Quando se tem em mente que Casimiro de Abreu foi sobretudo um poeta lirico, e dos melhores em seu genero, e ainda toda a produção romancistica romantica, no Brasil e em Portugal, não se pode ter em excepcional linha de conta o pequenino romance de Carolina. Falta-lhe, para poder impor-se, conveniente envergadura, e assim não logra ser um romance da categoria de tantos outros de sua epoca, como Iracema, Eurico o Presbitero, Inocencia, Os Fidalgos da Casa Mourisca etc. Mas mesmo não sendo um romance com possibilidades de vir para um plano de relevo, não deixa de ser um romance em que, a par de pequenas deficiencias, se podem apontar excelentes qualidades artisticas.

 

Deficiencias encontram-se em duas passagens, pouco verossimeis: a do primeiro capitulo, em que o autor, por concessão a recurso narrativo, no fim de contas dispensavel, se põe e nos põe como "observadores" da cena de amor entre Carolina e Augusto, no fundo de discreta e recolhida alameda da casa de Carolina; e a do quinto capitulo, referente à morte de Fernando, um cinico, um amoral um insensivel que morre fulminado por apoplexia resultante de violento rebate de consciencia. Qualidades, bem mais relevantes do que esses deslizes, compreensiveis num principiante em materia de tecnica romantistica, podem-se apontar, ao cabo do um exame critico, mesmo exigente, na concepção dos caracteres, na construção do drama o na expressão de sua atmosfera. Os caracteres dos protagonistas estão reduzidos ao essencial de sua natureza moral e de seu comportamento passional, e de tal modo o estão que dispensavel se tornou qualquer analise psicologica: o drama também reduzido ao essencial. Impoe-se prontamente com toda sua força: a destruição da beleza de um grande amor, pelo cinismo de um dom João, que morre fulminado pela justiça de Deus, que ao fim não falta às vitimas do drama, com o balsamo da Caridade e da Esperança: a atmosfera de toda a veemente e dolorosa historia dos desgraçados amantes, resultante do perfeito tratamento da força dos caracteres e do drama acaba por se impor ao espirito do leitor nos seus principais tons: a passionalidade dos protagonistas, o pungente de suas dores e o balsamico da fé religiosa.
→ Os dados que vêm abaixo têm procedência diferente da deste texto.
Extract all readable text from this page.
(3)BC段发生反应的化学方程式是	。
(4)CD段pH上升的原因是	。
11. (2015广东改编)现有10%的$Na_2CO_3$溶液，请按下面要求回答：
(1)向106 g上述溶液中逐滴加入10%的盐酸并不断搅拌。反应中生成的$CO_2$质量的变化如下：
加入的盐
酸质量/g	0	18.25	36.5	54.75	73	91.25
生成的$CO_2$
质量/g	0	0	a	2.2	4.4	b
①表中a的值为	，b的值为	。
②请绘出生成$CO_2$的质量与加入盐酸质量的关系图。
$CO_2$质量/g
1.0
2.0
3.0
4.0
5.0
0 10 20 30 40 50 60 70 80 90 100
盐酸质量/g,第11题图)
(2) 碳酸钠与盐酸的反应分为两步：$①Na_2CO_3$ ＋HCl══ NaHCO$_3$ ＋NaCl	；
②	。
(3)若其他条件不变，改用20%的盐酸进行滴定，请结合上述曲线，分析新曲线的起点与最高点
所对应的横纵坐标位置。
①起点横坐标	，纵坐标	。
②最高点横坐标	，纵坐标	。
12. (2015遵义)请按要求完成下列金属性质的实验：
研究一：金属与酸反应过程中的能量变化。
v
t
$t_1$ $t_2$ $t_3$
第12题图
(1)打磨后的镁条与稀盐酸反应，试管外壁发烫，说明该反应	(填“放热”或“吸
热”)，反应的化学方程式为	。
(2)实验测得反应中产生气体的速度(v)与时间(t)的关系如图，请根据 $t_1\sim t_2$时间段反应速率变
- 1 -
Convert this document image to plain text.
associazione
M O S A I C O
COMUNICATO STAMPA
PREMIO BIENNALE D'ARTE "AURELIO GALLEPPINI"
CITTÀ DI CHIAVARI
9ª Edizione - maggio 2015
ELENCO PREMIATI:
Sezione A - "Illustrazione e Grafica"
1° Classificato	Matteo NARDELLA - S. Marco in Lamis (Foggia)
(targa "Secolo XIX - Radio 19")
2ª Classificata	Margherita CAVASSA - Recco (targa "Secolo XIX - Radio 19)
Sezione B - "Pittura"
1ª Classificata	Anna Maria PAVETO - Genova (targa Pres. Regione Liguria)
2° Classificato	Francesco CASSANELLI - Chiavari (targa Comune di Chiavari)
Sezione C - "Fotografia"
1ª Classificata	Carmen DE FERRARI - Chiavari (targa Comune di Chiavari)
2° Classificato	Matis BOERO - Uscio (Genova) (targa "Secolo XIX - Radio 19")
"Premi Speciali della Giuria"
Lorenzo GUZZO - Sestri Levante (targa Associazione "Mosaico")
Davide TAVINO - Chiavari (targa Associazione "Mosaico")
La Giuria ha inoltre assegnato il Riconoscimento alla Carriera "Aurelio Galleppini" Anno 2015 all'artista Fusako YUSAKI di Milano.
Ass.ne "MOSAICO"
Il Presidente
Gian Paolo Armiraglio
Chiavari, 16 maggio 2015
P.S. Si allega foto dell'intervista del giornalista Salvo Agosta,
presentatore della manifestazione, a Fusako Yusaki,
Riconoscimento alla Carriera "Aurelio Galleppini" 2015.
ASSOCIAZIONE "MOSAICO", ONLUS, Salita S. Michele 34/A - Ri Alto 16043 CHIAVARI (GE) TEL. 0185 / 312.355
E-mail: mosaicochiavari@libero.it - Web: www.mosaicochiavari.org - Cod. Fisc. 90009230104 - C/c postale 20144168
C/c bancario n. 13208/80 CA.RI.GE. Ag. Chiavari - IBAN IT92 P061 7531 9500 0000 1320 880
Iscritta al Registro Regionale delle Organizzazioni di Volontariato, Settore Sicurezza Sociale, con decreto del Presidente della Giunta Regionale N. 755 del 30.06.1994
Escusava concluir que Casimiro de Abreu, aos dezessete anos, era, em potencia, um grande escritor.

 

Artigo foi publicado no 'Suplemento Literário', em 17.9.1960

Quem foi Casimiro José Marques de Abreu?  Escritor nasceu em Barra de São João (RJ), a 4 de janeiro de 1839, e lá morreu, de tuberculose, no dia 18 de outubro de 1860 - quando contava, portanto, apenas 21 anos. Embora tenha trabalhado no escritório do pai, comerciante, muito cedo se decidiu pela literatura. Na época em que vaio a público o breve romance 'Carolina', aqui examinado por Soares Amora - que integrava a equipe de colaboradores do caderno desde o projeto original de Antonio Candido -, ele estava com 17 anos.